One of the characteristics of a witch-hunt is that the rhetoric and the hysteria – the allegation itself – adds enough colour to an accusation to stand as a surrogate for evidence. This is the pre-assumption of guilt – much like the trick question of the eponymous barrister who wrong-foots a defendant by asking him ‘when did you stop beating your wife’. It doesn’t matter that he never beat her – the very fact that he is defending himself implies his guilt. Into this category fall many of the accusations held against Jeremy Corbyn. Were he to respond to an accusation by saying something like, ‘yes, I did say that – now I wouldn’t – so what?’ one feels that the issue would disappear in a puff of smoke. He doesn’t.
Meanwhile, the issue of antisemitism needs to be addressed sensitively – with greater sensitivity than the current inflated rhetoric allows. Though why privilege antisemitism…? Prejudice against Muslims and other ethnic groups fall into just the same category. There needs to be a broad-ranging debate and programme of action about anti-ethnic prejudice that is tolerant of interpretation, that takes nuance seriously, that is responsive to the real world and that is respectful of difference.
I will take just one example to illustrate how manufactured hysteria undermines such rational exchange and measured deliberation.
Corbyn and Labour are much berated for not accepting both the definition of antisemitism and the guidance that goes along with it, given by the International Holocaust Remembrance Alliance (IHRA). Labour says that some of the guidance is inappropriate for today’s context and needs reworking. This is hotly disputed by some (not all) Jewish representative groups and some of Labour’s own MPs. But this is in spite of the author of that definition, Kenneth Stern, saying (in written evidence to the US Congress) just this – that the definition is a “working definition”, never intended as a stipulative or regulatory device, but something that needed adaptation according to circumstance.
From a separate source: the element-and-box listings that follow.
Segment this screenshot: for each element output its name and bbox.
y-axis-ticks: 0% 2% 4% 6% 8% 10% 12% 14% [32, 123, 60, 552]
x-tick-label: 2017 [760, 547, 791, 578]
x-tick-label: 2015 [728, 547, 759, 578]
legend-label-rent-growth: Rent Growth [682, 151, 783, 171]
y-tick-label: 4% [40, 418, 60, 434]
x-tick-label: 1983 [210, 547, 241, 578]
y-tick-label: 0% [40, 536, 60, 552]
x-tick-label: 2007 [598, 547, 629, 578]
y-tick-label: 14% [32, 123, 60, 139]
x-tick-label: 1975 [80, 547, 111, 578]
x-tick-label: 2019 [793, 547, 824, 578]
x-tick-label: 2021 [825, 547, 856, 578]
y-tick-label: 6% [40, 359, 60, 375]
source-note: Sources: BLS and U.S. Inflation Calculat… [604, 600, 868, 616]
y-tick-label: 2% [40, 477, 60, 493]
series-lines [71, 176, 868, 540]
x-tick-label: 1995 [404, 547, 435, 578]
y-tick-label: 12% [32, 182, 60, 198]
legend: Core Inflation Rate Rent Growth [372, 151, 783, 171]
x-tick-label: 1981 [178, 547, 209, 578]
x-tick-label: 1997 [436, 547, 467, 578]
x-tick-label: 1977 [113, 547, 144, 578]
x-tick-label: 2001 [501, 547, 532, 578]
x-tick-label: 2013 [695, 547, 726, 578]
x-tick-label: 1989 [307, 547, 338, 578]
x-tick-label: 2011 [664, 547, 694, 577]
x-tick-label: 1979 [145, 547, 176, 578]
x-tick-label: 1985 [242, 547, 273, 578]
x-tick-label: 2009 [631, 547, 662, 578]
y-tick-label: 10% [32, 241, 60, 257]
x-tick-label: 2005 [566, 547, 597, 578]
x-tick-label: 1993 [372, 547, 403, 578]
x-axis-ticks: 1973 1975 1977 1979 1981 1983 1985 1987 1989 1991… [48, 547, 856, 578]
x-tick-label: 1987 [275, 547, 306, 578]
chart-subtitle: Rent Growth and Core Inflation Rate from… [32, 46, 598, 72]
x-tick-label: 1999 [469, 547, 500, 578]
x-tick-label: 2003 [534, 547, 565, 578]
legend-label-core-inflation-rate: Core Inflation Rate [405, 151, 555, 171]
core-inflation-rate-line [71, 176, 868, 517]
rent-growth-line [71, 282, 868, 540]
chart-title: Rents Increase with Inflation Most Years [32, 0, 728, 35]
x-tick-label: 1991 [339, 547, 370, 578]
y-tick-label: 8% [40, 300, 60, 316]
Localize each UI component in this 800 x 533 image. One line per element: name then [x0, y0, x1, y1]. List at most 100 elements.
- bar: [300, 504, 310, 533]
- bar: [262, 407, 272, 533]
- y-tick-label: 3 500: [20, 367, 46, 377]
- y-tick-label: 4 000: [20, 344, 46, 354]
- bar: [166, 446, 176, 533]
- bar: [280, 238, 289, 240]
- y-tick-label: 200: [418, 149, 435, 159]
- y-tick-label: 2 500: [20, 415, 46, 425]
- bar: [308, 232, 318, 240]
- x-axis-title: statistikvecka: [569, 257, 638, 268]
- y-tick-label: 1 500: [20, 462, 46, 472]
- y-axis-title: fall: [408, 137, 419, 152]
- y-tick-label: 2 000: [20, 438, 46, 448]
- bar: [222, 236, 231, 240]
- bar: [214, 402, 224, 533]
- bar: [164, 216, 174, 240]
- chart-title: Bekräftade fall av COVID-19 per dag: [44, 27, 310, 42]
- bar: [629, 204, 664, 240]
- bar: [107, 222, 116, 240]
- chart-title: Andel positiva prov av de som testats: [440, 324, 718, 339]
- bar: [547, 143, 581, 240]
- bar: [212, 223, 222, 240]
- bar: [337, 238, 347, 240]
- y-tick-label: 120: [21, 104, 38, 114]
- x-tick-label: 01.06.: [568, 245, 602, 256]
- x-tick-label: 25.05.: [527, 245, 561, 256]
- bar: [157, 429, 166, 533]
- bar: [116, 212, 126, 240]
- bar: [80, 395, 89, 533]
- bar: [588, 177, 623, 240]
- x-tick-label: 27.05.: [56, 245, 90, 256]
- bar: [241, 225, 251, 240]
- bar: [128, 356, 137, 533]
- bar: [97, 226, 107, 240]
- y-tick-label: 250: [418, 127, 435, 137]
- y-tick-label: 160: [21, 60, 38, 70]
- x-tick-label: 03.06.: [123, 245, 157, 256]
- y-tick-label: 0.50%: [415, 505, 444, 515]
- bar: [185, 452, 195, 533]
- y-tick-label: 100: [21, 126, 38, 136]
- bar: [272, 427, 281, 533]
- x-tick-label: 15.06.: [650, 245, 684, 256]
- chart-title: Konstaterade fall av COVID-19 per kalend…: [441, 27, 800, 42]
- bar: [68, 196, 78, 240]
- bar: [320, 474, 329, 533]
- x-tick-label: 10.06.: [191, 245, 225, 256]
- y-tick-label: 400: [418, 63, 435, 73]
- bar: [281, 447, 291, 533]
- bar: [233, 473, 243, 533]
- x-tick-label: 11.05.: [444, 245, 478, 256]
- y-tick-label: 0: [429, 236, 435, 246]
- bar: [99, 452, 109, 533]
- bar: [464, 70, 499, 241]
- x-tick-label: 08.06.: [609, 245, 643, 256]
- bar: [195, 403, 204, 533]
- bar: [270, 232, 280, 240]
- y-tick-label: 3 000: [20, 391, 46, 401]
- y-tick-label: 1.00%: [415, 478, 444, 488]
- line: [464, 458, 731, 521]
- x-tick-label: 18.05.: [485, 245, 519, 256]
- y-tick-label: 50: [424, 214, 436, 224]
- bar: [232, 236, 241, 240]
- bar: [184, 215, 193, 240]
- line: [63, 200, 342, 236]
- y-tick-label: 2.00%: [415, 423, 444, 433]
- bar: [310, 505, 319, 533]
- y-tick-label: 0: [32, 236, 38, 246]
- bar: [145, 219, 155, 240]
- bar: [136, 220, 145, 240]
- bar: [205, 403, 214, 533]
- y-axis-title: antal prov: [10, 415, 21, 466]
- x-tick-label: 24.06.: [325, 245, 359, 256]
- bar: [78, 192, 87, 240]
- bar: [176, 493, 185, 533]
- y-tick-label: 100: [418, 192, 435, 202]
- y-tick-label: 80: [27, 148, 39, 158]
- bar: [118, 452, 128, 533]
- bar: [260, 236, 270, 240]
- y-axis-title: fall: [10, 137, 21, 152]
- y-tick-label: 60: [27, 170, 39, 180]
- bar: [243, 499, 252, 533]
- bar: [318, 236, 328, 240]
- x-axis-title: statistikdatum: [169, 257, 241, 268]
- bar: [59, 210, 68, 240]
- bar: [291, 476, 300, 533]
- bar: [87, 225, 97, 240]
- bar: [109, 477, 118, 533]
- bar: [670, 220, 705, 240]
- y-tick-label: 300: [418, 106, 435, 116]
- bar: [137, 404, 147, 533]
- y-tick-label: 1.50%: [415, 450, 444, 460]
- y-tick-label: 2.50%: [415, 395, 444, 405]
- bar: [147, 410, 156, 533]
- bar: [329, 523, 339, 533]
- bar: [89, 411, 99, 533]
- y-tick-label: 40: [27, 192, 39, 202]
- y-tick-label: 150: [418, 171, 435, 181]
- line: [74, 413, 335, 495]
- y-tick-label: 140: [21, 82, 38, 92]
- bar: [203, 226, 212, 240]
Now, modern circumstance demands a very different approach to the IHRA definition since the passing of the Nation State Law in Israel which has attracted critique in the Israeli parliament as elsewhere for fostering apartheid and being openly racist. The definition – its guidance clauses, actually – make somewhat confused the key issue of when being anti-Israeli policy or pro-Palestinian leaks into antisemitism. But read this clause from the Nation State Law:
“the right to exercise national self-determination in Israel is unique to the Jewish people.”
For the first time in its history, Israel is constitutionally defined as a Jewish State. What this means is that any criticism of any Israeli State action or policy is tantamount to antisemitism, for it is anti-Jew – as is any defence of Palestinian rights that implies criticism of Israeli policy (eg. the West Bank settlements, Gaza atrocities, collective punishment, ethnic cleansing). The IHRA definition could not have predicted this state of affairs. It is worthy of adoption, but it needs reworking. In fact, given the Nation State Law a reworking would involve considerable dictionary-dexterity.
It will not be reworked – not, at least, until Jewish representatives have allowed the balloon of social hysteria to pop. For the moment, ‘perfect punishment’ must be administered, victims shamed and condemned, leaders toppled before the voracious greed of the hunt is sated.